The Stafford Old Methodist Church was drafted into being a hospital during the Revolutionary War. (Photo by Chris Lundy)

  Just in Monmouth and Ocean Counties alone, the website highlights 48 sites across 21 towns for locals to visit and enjoy.

  “In addition to the Monmouth Battlefield State Park, there are many other historic Revolutionary War locations throughout Monmouth and Ocean counties,” says Frazza. “There are historic houses to visit, as well as monuments and cemeteries with the graves of Revolutionary War soldiers. There is something for everyone, whatever your interest level or the amount of time you have to spend.”

  Not surprisingly, many of the sites in Monmouth County are closely tied to the Battle of Monmouth, such as the Old Tennent Church and Cemetery in Manalapan. Here, visitors can walk the grounds where a building that served as a hospital may be seen, while numerous graves of Revolutionary War soldiers may be viewed.

  In nearby Englishtown, residents have likely walked past two structures in town that have historical significance. One is the Moses Laird House, which today is a private residence. However, as Frazza’s website indicates, the home was the place where George Washington stayed shortly after the Battle of Monmouth. Just a short walk from the Laird House is the Village Inn. Here, prior to the Battle of Monmouth, strategies were worked out by General Charles Lee for the Colonial Army.

The visitor center at Monmouth Battleground State Park serves as an educational tool for those who wish to learn about the site. (Photo by Mark Bator)

  Just a short drive from Englishtown, Freehold also holds places of interest for the history buff, as well.

  Following his victory in the Dacian Wars, the Roman Emperor Trajan constructed a large column that memorialized the victory and featured carvings that glorified the campaigns of his soldiers. While not constructed by Washington, a similar edifice exists in Freehold.

  Standing near the current Monmouth County Courthouse, the monument dates back to the late 1800s, and commemorates the Colonists’ victory on the Monmouth battlefield. The monument features a statue at its apex that symbolizes victory and features several reliefs that memorialize key moments in the fight for independence.

  Right on Main Street in Freehold is Columbia Triumphant Park, which features a large bust sculpture of the figure that sits atop the Monmouth Battle Monument.

  The historic site of the old Monmouth Court House is close by, where the Hall of Records now stands. Like many larger buildings during that time period, it also saw use as a hospital during the Revolutionary War. In addition to these locations, St. Peter’s Episcopal Church on Throckmorton Street is touted as “[t]he oldest building in continuous use in downtown Freehold” as it dates back to 1771.

The Village Inn, located in Englishtown, is where the Colonial forces strategized for the Battle of Monmouth. (Photo by Mark Bator)

  But historic locations abound in Ocean County, as well. While towns such as Barnegat, Little Egg Harbor and Tuckerton have sites associated with Revolutionary times, Toms River is well known for being steeped in history.

  Among the areas identified by Frazza include Joshua Huddy Park. The site commemorates the raid on Toms River by British sympathizers and loyalists. During the battle, Huddy was captured, and Toms River was razed by fire.

  Visitors to Toms River can get a glimpse of the type of armaments used during the period by viewing an actual Revolutionary War cannon outside the Ocean County Courthouse.

The Old Tennent Cemetery in Manalapan is the final resting place for a multitude of Revolutionary War patriots. (Photo by Mark Bator)

  Also close by is the Old Methodist Cemetery, which sits at the corner of the intersection of Hooper Avenue and Washington Street.

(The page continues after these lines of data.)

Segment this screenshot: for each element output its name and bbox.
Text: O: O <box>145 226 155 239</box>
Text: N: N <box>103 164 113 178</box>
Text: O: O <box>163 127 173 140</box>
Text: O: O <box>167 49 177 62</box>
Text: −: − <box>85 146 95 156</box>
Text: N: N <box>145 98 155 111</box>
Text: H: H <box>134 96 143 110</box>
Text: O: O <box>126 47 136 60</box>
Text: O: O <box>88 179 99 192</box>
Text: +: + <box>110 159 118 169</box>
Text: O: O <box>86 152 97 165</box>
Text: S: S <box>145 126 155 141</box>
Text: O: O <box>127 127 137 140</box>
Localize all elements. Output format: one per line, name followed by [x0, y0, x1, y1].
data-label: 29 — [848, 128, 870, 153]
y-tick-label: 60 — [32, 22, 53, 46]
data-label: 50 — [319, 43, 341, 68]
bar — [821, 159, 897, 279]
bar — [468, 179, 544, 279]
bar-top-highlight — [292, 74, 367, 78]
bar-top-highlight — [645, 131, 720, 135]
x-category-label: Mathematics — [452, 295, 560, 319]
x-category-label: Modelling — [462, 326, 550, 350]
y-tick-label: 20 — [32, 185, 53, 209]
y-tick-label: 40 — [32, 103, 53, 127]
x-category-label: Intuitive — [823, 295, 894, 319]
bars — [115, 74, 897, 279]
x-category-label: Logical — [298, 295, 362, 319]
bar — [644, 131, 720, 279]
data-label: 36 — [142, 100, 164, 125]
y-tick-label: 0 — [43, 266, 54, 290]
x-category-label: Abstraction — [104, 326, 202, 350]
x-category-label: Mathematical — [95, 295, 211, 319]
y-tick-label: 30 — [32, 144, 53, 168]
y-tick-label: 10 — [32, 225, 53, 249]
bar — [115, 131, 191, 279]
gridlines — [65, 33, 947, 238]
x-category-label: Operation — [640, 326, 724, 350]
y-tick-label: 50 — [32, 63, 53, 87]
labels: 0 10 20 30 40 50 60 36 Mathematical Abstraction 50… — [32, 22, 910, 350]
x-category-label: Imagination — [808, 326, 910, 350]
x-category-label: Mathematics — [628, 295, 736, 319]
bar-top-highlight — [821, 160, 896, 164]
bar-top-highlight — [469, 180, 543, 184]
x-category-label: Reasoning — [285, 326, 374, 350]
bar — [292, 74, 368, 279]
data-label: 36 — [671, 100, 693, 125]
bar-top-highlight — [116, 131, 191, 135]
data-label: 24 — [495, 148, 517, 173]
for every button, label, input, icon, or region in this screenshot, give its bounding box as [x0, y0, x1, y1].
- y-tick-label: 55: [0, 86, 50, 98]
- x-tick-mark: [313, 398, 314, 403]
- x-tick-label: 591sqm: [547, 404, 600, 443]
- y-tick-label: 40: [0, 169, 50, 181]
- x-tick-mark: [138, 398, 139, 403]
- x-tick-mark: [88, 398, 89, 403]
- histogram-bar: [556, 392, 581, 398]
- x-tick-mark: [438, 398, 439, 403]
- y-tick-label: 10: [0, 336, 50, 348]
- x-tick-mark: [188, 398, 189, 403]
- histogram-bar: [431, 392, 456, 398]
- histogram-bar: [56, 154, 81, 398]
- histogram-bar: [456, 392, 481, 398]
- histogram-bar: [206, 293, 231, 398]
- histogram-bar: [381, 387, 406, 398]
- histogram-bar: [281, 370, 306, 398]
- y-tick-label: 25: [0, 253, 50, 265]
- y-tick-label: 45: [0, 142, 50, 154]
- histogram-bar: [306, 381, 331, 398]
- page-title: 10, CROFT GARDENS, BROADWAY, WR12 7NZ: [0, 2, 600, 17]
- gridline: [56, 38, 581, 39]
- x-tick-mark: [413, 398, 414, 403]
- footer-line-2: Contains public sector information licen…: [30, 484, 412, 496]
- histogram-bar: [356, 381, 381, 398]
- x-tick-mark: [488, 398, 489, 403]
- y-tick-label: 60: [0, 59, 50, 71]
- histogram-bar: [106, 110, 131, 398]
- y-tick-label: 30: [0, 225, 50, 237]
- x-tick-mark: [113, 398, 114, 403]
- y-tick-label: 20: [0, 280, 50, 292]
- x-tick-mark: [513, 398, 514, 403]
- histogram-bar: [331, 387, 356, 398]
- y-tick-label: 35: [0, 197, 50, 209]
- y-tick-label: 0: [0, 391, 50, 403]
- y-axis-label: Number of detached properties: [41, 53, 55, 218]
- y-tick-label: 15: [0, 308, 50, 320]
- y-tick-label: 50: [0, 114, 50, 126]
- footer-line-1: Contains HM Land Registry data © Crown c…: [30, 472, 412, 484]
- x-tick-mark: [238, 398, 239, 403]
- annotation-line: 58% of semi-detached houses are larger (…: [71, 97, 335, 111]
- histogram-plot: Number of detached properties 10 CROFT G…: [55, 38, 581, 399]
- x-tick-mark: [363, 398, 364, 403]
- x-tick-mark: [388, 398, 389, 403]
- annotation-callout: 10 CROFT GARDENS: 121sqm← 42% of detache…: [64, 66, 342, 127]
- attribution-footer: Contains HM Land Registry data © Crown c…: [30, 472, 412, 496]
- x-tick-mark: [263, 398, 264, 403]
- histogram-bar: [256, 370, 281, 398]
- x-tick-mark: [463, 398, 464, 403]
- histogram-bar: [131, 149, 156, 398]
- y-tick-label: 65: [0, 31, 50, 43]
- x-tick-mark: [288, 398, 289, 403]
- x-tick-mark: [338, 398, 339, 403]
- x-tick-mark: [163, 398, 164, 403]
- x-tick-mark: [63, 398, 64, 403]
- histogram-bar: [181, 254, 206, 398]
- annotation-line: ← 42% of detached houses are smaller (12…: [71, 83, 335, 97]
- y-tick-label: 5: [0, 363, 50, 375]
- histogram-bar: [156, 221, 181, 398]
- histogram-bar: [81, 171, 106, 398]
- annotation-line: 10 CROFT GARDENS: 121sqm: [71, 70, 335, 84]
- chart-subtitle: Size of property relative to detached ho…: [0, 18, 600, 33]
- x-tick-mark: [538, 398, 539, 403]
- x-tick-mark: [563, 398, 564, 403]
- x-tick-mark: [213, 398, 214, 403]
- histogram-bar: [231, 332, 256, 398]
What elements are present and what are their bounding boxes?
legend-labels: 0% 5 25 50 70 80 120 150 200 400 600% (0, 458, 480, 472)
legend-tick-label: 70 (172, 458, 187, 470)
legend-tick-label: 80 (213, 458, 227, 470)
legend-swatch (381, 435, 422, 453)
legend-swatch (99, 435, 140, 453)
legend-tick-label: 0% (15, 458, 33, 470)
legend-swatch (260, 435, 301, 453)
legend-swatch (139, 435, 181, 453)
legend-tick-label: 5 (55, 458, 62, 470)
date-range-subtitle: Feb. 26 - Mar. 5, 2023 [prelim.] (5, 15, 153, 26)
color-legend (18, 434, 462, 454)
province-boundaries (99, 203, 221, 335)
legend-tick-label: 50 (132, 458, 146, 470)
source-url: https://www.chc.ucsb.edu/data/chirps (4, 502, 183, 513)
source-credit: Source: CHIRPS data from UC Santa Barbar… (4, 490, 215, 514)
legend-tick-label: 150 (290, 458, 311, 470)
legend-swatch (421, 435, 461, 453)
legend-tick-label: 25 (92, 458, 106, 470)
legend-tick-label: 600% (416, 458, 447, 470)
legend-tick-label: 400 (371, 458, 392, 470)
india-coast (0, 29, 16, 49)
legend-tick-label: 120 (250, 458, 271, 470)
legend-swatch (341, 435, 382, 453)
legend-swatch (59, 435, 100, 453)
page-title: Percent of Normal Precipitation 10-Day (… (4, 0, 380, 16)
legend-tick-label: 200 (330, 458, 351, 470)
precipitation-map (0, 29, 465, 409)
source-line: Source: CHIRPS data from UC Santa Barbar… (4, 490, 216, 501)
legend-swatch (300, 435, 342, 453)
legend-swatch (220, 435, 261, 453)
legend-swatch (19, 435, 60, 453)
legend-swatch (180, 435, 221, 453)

Relatively small and unassuming, the site is the final resting place for several soldiers that fought in the Revolutionary War.

  “I believe that when we can understand that history happened right in our own towns, where we live and walk and drive, it helps us make a deeper connection to the past,” says Frazza regarding the many areas of historic value in New Jersey. “Visiting the places where the history occurred is a powerful way to make that connection.”